5. Should the patient be referred to a level I (district hospital/MOU) or level II hospital? Give your reasons.

She is 36 weeks pregnant and there are no signs of chorio-amnionitis. She should be referred to a level I hospital or MOU.

Case study 3

An unbooked patient presents at a primary care clinic with a 5 day history of ruptured membranes. She is pyrexial with lower abdominal tenderness and is draining offensive liquor. She is uncertain of her dates but abdominal examination suggests that she is at term. Treatment has been started with oral ampicillin.

1. What signs of clinical chorioamnionitis does the patient have?

She is pyrexial, with lower abdominal tenderness and she has offensive liquor.
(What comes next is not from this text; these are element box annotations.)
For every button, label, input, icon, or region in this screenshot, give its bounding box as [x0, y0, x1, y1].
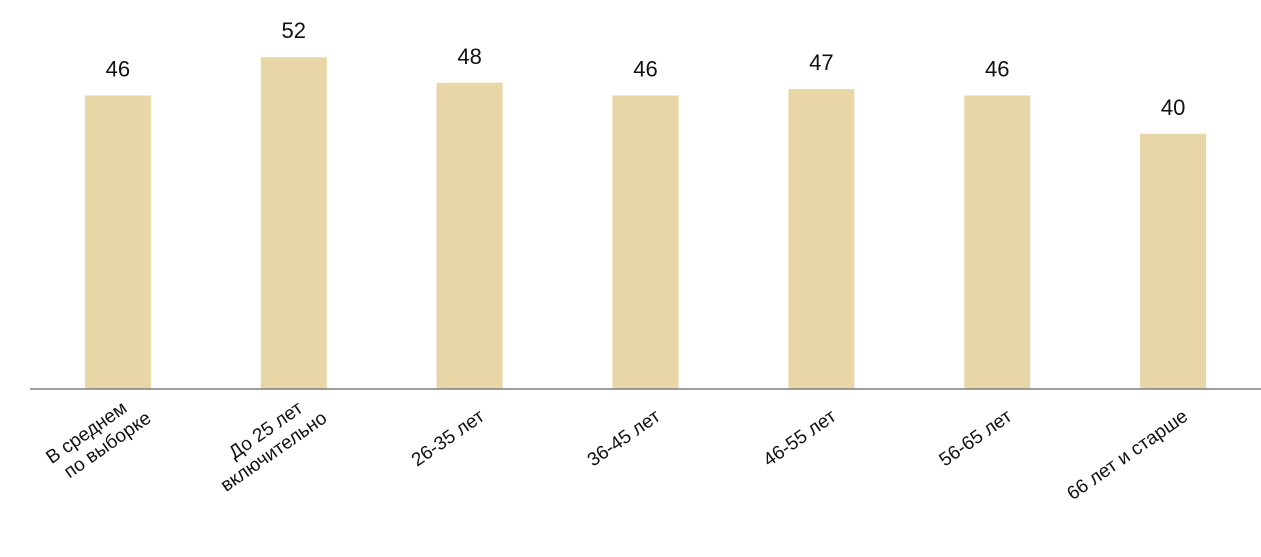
- bar-1: [84, 95, 151, 389]
- category-label-line: 36-45 лет: [584, 406, 665, 471]
- bar-6: [964, 95, 1031, 389]
- bars-group: [84, 57, 1207, 390]
- category-label-line: 26-35 лет: [408, 406, 489, 471]
- category-label-6: 56-65 лет: [936, 406, 1017, 471]
- bar-3: [436, 82, 503, 390]
- category-label-1: В среднемпо выборке: [42, 390, 155, 487]
- bar-5: [788, 89, 855, 389]
- value-label-6: 46: [985, 57, 1009, 82]
- value-label-7: 40: [1161, 95, 1185, 120]
- value-label-2: 52: [282, 18, 306, 43]
- category-label-line: 46-55 лет: [760, 406, 841, 471]
- category-labels-group: В среднемпо выборке До 25 летвключительно…: [42, 390, 1192, 505]
- category-label-7: 66 лет и старше: [1063, 406, 1192, 505]
- value-label-1: 46: [106, 57, 130, 82]
- bar-7: [1140, 133, 1207, 389]
- value-label-4: 46: [633, 57, 657, 82]
- value-label-5: 47: [809, 50, 833, 75]
- category-label-line: 66 лет и старше: [1063, 406, 1192, 505]
- bar-2: [260, 57, 327, 389]
- category-label-line: 56-65 лет: [936, 406, 1017, 471]
- bar-4: [612, 95, 679, 389]
- category-label-5: 46-55 лет: [760, 406, 841, 471]
- category-label-3: 26-35 лет: [408, 406, 489, 471]
- value-label-3: 48: [457, 44, 481, 69]
- category-label-4: 36-45 лет: [584, 406, 665, 471]
- category-label-2: До 25 летвключительно: [204, 390, 331, 497]
- value-labels-group: 46 52 48 46 47 46 40: [106, 18, 1186, 120]
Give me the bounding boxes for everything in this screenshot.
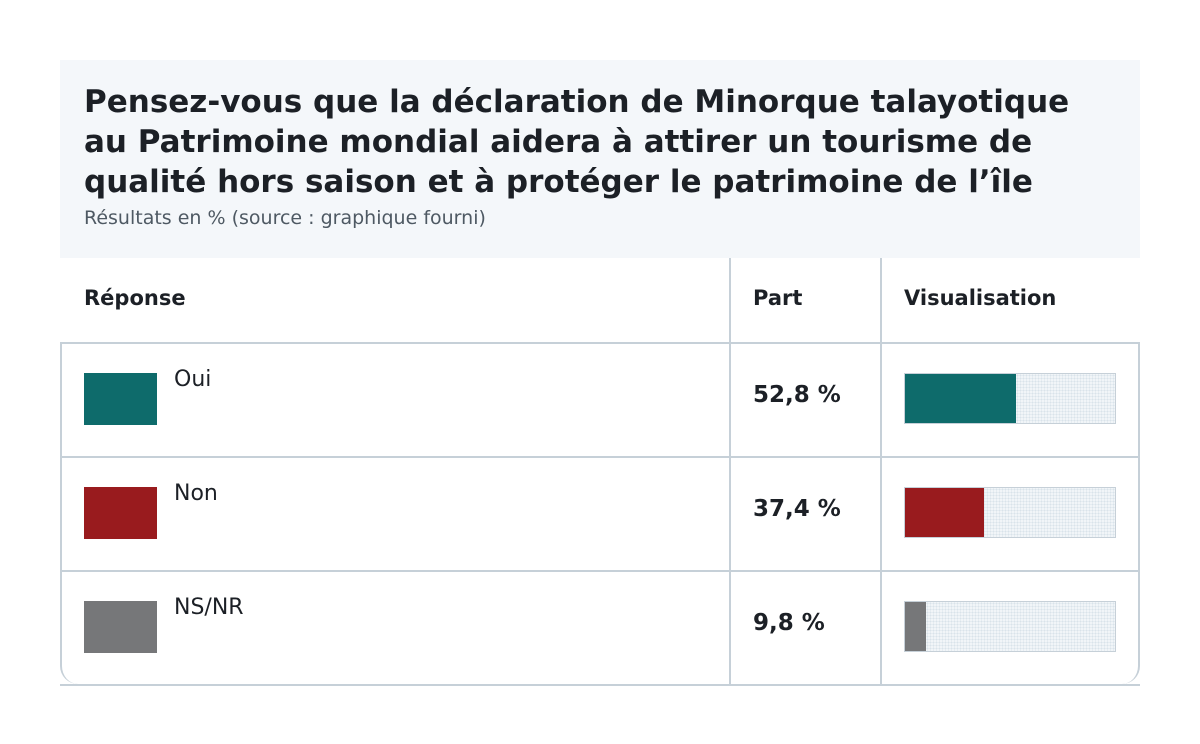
chart-title-line-1: Pensez-vous que la déclaration de Minorq… [84,84,1070,120]
column-header-response: Réponse [84,286,186,310]
bar-track [904,601,1116,652]
column-header-visual: Visualisation [904,286,1057,310]
table-body-frame [60,342,1140,684]
value-label: 37,4 % [753,496,841,522]
table-row: Non 37,4 % [60,458,1140,572]
chart-title-line-3: qualité hors saison et à protéger le pat… [84,164,1033,200]
results-table: Réponse Part Visualisation Oui 52,8 % Non 3… [60,258,1140,684]
chart-subtitle: Résultats en % (source : graphique fourn… [84,207,486,229]
value-label: 52,8 % [753,382,841,408]
table-row: Oui 52,8 % [60,344,1140,458]
chart-title-line-2: au Patrimoine mondial aidera à attirer u… [84,124,1033,160]
bar-ns-nr [905,602,926,651]
category-label: NS/NR [174,595,244,620]
table-row: NS/NR 9,8 % [60,572,1140,686]
column-header-share: Part [753,286,803,310]
bar-track [904,373,1116,424]
chart-title: Pensez-vous que la déclaration de Minorq… [84,82,1140,202]
card-header: Pensez-vous que la déclaration de Minorq… [60,60,1140,258]
bar-non [905,488,984,537]
bar-oui [905,374,1016,423]
row-divider-2 [60,570,1140,572]
category-label: Oui [174,367,212,392]
value-label: 9,8 % [753,610,825,636]
row-divider-1 [60,456,1140,458]
bar-track [904,487,1116,538]
color-swatch [84,601,157,653]
column-divider-2 [880,258,882,684]
color-swatch [84,487,157,539]
color-swatch [84,373,157,425]
survey-card: Pensez-vous que la déclaration de Minorq… [60,60,1140,686]
category-label: Non [174,481,218,506]
column-divider-1 [729,258,731,684]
2. How should the patient be managed?

There is danger of spreading infection in both the mother and fetus if the infant is not delivered. The patient must be referred to the next level of care as an urgent case.

3. Is oral ampicillin the correct initial treatment while waiting for the transfer? Give your reasons.

Chorioamnionitis may result in a severe infection of the genital tract that may cause a maternal death. These complications can usually be prevented by starting broad-spectrum antibiotics (ampicillin and metronidazole) as early as possible. The ampicillin must be given intravenously.

4. Why is the infant at increased risk for neonatal complications?

The chorioamnionitis has already spread to the liquor as this is offensive. Therefore, the fetus may also be infected and may present with congenital pneumonia or septicaemia at birth.